- Directed by: Lek Kitiparaporn
- Written by: Roger Crutchley Kailan
- Story by: Gianfranco Coujoumdjian
- Produced by: Lek Kitaparaporn Dick Randall
- Starring: Robert Walker Jr. Christopher George Woody Strode Nancy Kwan Sorapong Chatree
- Cinematography: Roberto Forges Davanzati
- Edited by: Morris Goodyear
- Music by: Stelvio Cipriani
- Release date: 1982;
- Language: English

= Angkor: Cambodia Express =

1982 film

Angkor: Cambodia Express (Cambogia Express, also known as Kampuchea Express) is a 1982 Thai-Italian adventure-action film produced and directed by Lek Kitiparaporn and starring Robert Walker Jr. and Christopher George.

==Premise==
The setting for the film is in the Cambodian period following the withdrawal of the United States two years prior.
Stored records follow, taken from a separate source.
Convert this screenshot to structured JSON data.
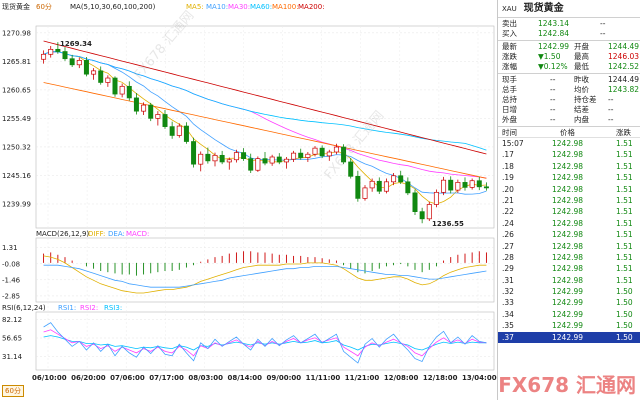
{
  "chart": {
    "title": "现货黄金",
    "period": "60分",
    "ma_label": "MA(5,10,30,60,100,200)",
    "ma_names": [
      "MA5:",
      "MA10:",
      "MA30:",
      "MA60:",
      "MA100:",
      "MA200:"
    ],
    "price_ticks": [
      "1270.98",
      "1265.81",
      "1260.65",
      "1255.49",
      "1250.32",
      "1245.16",
      "1239.99"
    ],
    "high_marker": "1269.34",
    "low_marker": "1236.55",
    "macd_label": "MACD(26,12,9)",
    "macd_names": [
      "DIFF:",
      "DEA:",
      "MACD:"
    ],
    "macd_ticks": [
      "1.31",
      "-0.08",
      "-1.46",
      "-2.85"
    ],
    "rsi_label": "RSI(6,12,24)",
    "rsi_names": [
      "RSI1:",
      "RSI2:",
      "RSI3:"
    ],
    "rsi_ticks": [
      "82.12",
      "56.65",
      "31.14"
    ],
    "dates": [
      "06/10:00",
      "06/20:00",
      "07/06:00",
      "07/17:00",
      "08/03:00",
      "08/14:00",
      "09/00:00",
      "11/11:00",
      "11/21:00",
      "12/08:00",
      "12/18:00",
      "13/04:00"
    ],
    "colors": {
      "ma5": "#e0b000",
      "ma10": "#40a0ff",
      "ma30": "#ff40ff",
      "ma60": "#00c0ff",
      "ma100": "#ff6a00",
      "ma200": "#cc0000",
      "up": "#cc0000",
      "down": "#118811"
    }
  },
  "chart_data": {
    "type": "candlestick",
    "price_range": [
      1236.0,
      1271.5
    ],
    "candles": [
      [
        1266.2,
        1267.8,
        1265.4,
        1267.1
      ],
      [
        1267.1,
        1268.6,
        1266.5,
        1268.0
      ],
      [
        1268.0,
        1269.3,
        1267.2,
        1267.6
      ],
      [
        1267.6,
        1268.4,
        1265.9,
        1266.3
      ],
      [
        1266.3,
        1267.0,
        1264.8,
        1265.2
      ],
      [
        1265.2,
        1266.5,
        1264.6,
        1266.0
      ],
      [
        1266.0,
        1266.6,
        1263.1,
        1263.5
      ],
      [
        1263.5,
        1264.6,
        1262.5,
        1264.1
      ],
      [
        1264.1,
        1264.9,
        1261.6,
        1262.0
      ],
      [
        1262.0,
        1263.3,
        1261.2,
        1262.8
      ],
      [
        1262.8,
        1263.1,
        1259.4,
        1259.9
      ],
      [
        1259.9,
        1261.8,
        1259.3,
        1261.3
      ],
      [
        1261.3,
        1262.2,
        1258.7,
        1259.2
      ],
      [
        1259.2,
        1260.1,
        1256.2,
        1256.8
      ],
      [
        1256.8,
        1258.4,
        1256.1,
        1257.9
      ],
      [
        1257.9,
        1258.3,
        1255.0,
        1255.5
      ],
      [
        1255.5,
        1256.8,
        1254.2,
        1256.2
      ],
      [
        1256.2,
        1257.0,
        1253.6,
        1254.0
      ],
      [
        1254.0,
        1254.9,
        1251.8,
        1252.4
      ],
      [
        1252.4,
        1254.6,
        1252.0,
        1254.1
      ],
      [
        1254.1,
        1254.8,
        1250.9,
        1251.3
      ],
      [
        1251.3,
        1252.0,
        1246.6,
        1247.2
      ],
      [
        1247.2,
        1249.5,
        1245.9,
        1249.0
      ],
      [
        1249.0,
        1250.2,
        1247.3,
        1247.8
      ],
      [
        1247.8,
        1249.3,
        1246.8,
        1248.8
      ],
      [
        1248.8,
        1249.6,
        1247.2,
        1247.6
      ],
      [
        1247.6,
        1248.4,
        1246.2,
        1248.0
      ],
      [
        1248.0,
        1249.8,
        1247.5,
        1249.3
      ],
      [
        1249.3,
        1250.1,
        1247.8,
        1248.2
      ],
      [
        1248.2,
        1249.1,
        1245.6,
        1246.1
      ],
      [
        1246.1,
        1248.6,
        1245.8,
        1248.2
      ],
      [
        1248.2,
        1249.4,
        1247.0,
        1247.4
      ],
      [
        1247.4,
        1248.9,
        1246.9,
        1248.5
      ],
      [
        1248.5,
        1249.2,
        1247.2,
        1247.6
      ],
      [
        1247.6,
        1248.5,
        1246.4,
        1248.1
      ],
      [
        1248.1,
        1249.6,
        1247.6,
        1249.2
      ],
      [
        1249.2,
        1250.0,
        1248.0,
        1248.4
      ],
      [
        1248.4,
        1249.4,
        1247.6,
        1249.0
      ],
      [
        1249.0,
        1250.5,
        1248.6,
        1250.1
      ],
      [
        1250.1,
        1250.6,
        1248.3,
        1248.7
      ],
      [
        1248.7,
        1249.8,
        1247.8,
        1249.4
      ],
      [
        1249.4,
        1250.9,
        1249.0,
        1250.3
      ],
      [
        1250.3,
        1250.8,
        1247.2,
        1247.6
      ],
      [
        1247.6,
        1248.3,
        1244.6,
        1245.0
      ],
      [
        1245.0,
        1246.0,
        1240.4,
        1241.0
      ],
      [
        1241.0,
        1243.4,
        1240.6,
        1242.9
      ],
      [
        1242.9,
        1244.6,
        1242.2,
        1244.1
      ],
      [
        1244.1,
        1244.8,
        1241.8,
        1242.3
      ],
      [
        1242.3,
        1244.6,
        1241.9,
        1244.0
      ],
      [
        1244.0,
        1245.6,
        1243.4,
        1245.1
      ],
      [
        1245.1,
        1246.0,
        1243.6,
        1244.0
      ],
      [
        1244.0,
        1244.8,
        1241.6,
        1242.0
      ],
      [
        1242.0,
        1242.6,
        1238.0,
        1238.6
      ],
      [
        1238.6,
        1239.3,
        1236.5,
        1237.3
      ],
      [
        1237.3,
        1240.4,
        1236.9,
        1239.9
      ],
      [
        1239.9,
        1242.6,
        1239.4,
        1242.1
      ],
      [
        1242.1,
        1244.9,
        1241.6,
        1244.3
      ],
      [
        1244.3,
        1245.0,
        1241.9,
        1242.5
      ],
      [
        1242.5,
        1244.4,
        1242.0,
        1243.9
      ],
      [
        1243.9,
        1244.8,
        1242.4,
        1243.0
      ],
      [
        1243.0,
        1244.6,
        1242.6,
        1244.2
      ],
      [
        1244.2,
        1244.9,
        1242.5,
        1243.1
      ],
      [
        1243.1,
        1243.9,
        1242.4,
        1242.9
      ]
    ],
    "macd_range": [
      -3.2,
      1.8
    ],
    "macd_hist": [
      0.8,
      0.9,
      0.7,
      0.5,
      0.2,
      0.0,
      -0.3,
      -0.5,
      -0.7,
      -0.8,
      -0.9,
      -1.0,
      -1.0,
      -1.1,
      -1.0,
      -0.9,
      -0.8,
      -0.7,
      -0.7,
      -0.6,
      -0.4,
      -0.2,
      0.1,
      0.3,
      0.5,
      0.6,
      0.8,
      0.9,
      1.0,
      1.0,
      0.9,
      0.9,
      0.8,
      0.7,
      0.7,
      0.6,
      0.6,
      0.5,
      0.5,
      0.4,
      0.3,
      0.2,
      -0.2,
      -0.5,
      -0.8,
      -0.9,
      -0.7,
      -0.5,
      -0.3,
      -0.2,
      -0.1,
      -0.3,
      -0.6,
      -0.8,
      -0.6,
      -0.3,
      0.2,
      0.5,
      0.7,
      0.8,
      0.9,
      1.0,
      0.9
    ],
    "macd_diff": [
      0.6,
      0.5,
      0.3,
      0.0,
      -0.4,
      -0.8,
      -1.2,
      -1.5,
      -1.8,
      -2.0,
      -2.2,
      -2.4,
      -2.5,
      -2.6,
      -2.6,
      -2.5,
      -2.4,
      -2.3,
      -2.3,
      -2.2,
      -2.1,
      -1.9,
      -1.6,
      -1.4,
      -1.2,
      -1.0,
      -0.8,
      -0.6,
      -0.4,
      -0.3,
      -0.2,
      -0.2,
      -0.2,
      -0.2,
      -0.1,
      -0.1,
      -0.1,
      0.0,
      0.0,
      0.0,
      -0.1,
      -0.2,
      -0.5,
      -0.9,
      -1.3,
      -1.5,
      -1.5,
      -1.4,
      -1.3,
      -1.2,
      -1.2,
      -1.4,
      -1.7,
      -1.9,
      -1.8,
      -1.5,
      -1.1,
      -0.8,
      -0.6,
      -0.4,
      -0.3,
      -0.2,
      -0.2
    ],
    "macd_dea": [
      -0.2,
      -0.2,
      -0.2,
      -0.3,
      -0.4,
      -0.5,
      -0.7,
      -0.9,
      -1.1,
      -1.3,
      -1.5,
      -1.6,
      -1.8,
      -1.9,
      -2.0,
      -2.1,
      -2.1,
      -2.1,
      -2.1,
      -2.1,
      -2.0,
      -1.9,
      -1.8,
      -1.7,
      -1.6,
      -1.5,
      -1.3,
      -1.2,
      -1.1,
      -1.0,
      -0.9,
      -0.8,
      -0.7,
      -0.6,
      -0.5,
      -0.5,
      -0.4,
      -0.4,
      -0.3,
      -0.3,
      -0.3,
      -0.3,
      -0.4,
      -0.5,
      -0.6,
      -0.7,
      -0.8,
      -0.9,
      -1.0,
      -1.0,
      -1.1,
      -1.1,
      -1.2,
      -1.3,
      -1.4,
      -1.4,
      -1.3,
      -1.2,
      -1.1,
      -1.0,
      -0.9,
      -0.8,
      -0.7
    ],
    "rsi_range": [
      15,
      90
    ],
    "rsi1": [
      72,
      78,
      65,
      55,
      45,
      52,
      40,
      50,
      38,
      48,
      32,
      45,
      36,
      30,
      44,
      35,
      46,
      34,
      32,
      48,
      36,
      25,
      50,
      42,
      55,
      45,
      52,
      58,
      48,
      40,
      55,
      45,
      56,
      46,
      54,
      60,
      50,
      56,
      62,
      50,
      56,
      62,
      38,
      30,
      22,
      48,
      56,
      44,
      55,
      62,
      50,
      40,
      28,
      24,
      45,
      58,
      66,
      50,
      58,
      48,
      60,
      52,
      50
    ],
    "rsi2": [
      65,
      68,
      62,
      56,
      50,
      52,
      45,
      48,
      42,
      46,
      38,
      44,
      40,
      36,
      42,
      38,
      44,
      38,
      36,
      45,
      40,
      32,
      46,
      42,
      50,
      46,
      50,
      54,
      48,
      44,
      52,
      46,
      52,
      47,
      52,
      56,
      50,
      54,
      57,
      51,
      54,
      57,
      44,
      38,
      32,
      44,
      50,
      46,
      51,
      55,
      50,
      45,
      36,
      32,
      42,
      51,
      57,
      50,
      54,
      49,
      55,
      51,
      50
    ],
    "rsi3": [
      58,
      60,
      58,
      55,
      52,
      52,
      49,
      49,
      47,
      48,
      45,
      46,
      44,
      42,
      44,
      43,
      45,
      43,
      42,
      46,
      44,
      40,
      46,
      45,
      49,
      47,
      49,
      51,
      49,
      47,
      50,
      48,
      50,
      48,
      50,
      52,
      50,
      51,
      53,
      50,
      51,
      53,
      47,
      44,
      40,
      45,
      48,
      47,
      49,
      51,
      49,
      47,
      42,
      40,
      44,
      48,
      51,
      49,
      51,
      49,
      51,
      50,
      50
    ]
  },
  "quote": {
    "code": "XAU",
    "name": "现货黄金",
    "sell_label": "卖出",
    "sell": "1243.14",
    "sell_extra": "--",
    "buy_label": "买入",
    "buy": "1242.84",
    "buy_extra": "--",
    "latest_label": "最新",
    "latest": "1242.99",
    "open_label": "开盘",
    "open": "1244.49",
    "change_label": "涨跌",
    "change": "▼1.50",
    "high_label": "最高",
    "high": "1246.03",
    "pct_label": "涨幅",
    "pct": "▼0.12%",
    "low_label": "最低",
    "low": "1242.52",
    "cur_vol_label": "现手",
    "cur_vol": "--",
    "prev_close_label": "昨收",
    "prev_close": "1244.49",
    "total_vol_label": "总手",
    "total_vol": "--",
    "avg_label": "均价",
    "avg": "1243.82",
    "total_hold_label": "总持",
    "total_hold": "--",
    "hold_chg_label": "持仓差",
    "hold_chg": "--",
    "daily_inc_label": "日增",
    "daily_inc": "--",
    "settle_diff_label": "结差",
    "settle_diff": "--",
    "outer_label": "外盘",
    "outer": "--",
    "inner_label": "内盘",
    "inner": "--"
  },
  "ticks": {
    "headers": [
      "时间",
      "价格",
      "涨跌"
    ],
    "rows": [
      [
        "15:07",
        "1242.98",
        "1.51"
      ],
      [
        ".17",
        "1242.98",
        "1.51"
      ],
      [
        ".18",
        "1242.98",
        "1.51"
      ],
      [
        ".19",
        "1242.98",
        "1.51"
      ],
      [
        ".20",
        "1242.98",
        "1.51"
      ],
      [
        ".21",
        "1242.98",
        "1.51"
      ],
      [
        ".22",
        "1242.98",
        "1.51"
      ],
      [
        ".24",
        "1242.98",
        "1.51"
      ],
      [
        ".26",
        "1242.98",
        "1.51"
      ],
      [
        ".27",
        "1242.98",
        "1.51"
      ],
      [
        ".28",
        "1242.98",
        "1.51"
      ],
      [
        ".29",
        "1242.98",
        "1.51"
      ],
      [
        ".31",
        "1242.98",
        "1.51"
      ],
      [
        ".32",
        "1242.99",
        "1.50"
      ],
      [
        ".33",
        "1242.99",
        "1.50"
      ],
      [
        ".34",
        "1242.99",
        "1.50"
      ],
      [
        ".35",
        "1242.99",
        "1.50"
      ],
      [
        ".37",
        "1242.99",
        "1.50"
      ]
    ],
    "selected_row": 17
  },
  "watermark": "FX678 汇通网"
}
In this period when Pol Pot reigned, a journalist is searching for his Vietnamese lover who is missing.

== Cast ==
- Robert Walker Jr. as Andrew Cameron
- Christopher George as MacArthur
- Woody Strode as Woody
- Nancy Kwan as Sue
- Sorapong Chatree as Montri
- Lui Leung Wai as Mitr Saren
- Nit Alisa as Mieng
- Suchao Pongwilai as Montri

== Release ==
American audiences didn't see a release of the film until it was released on video in 1986.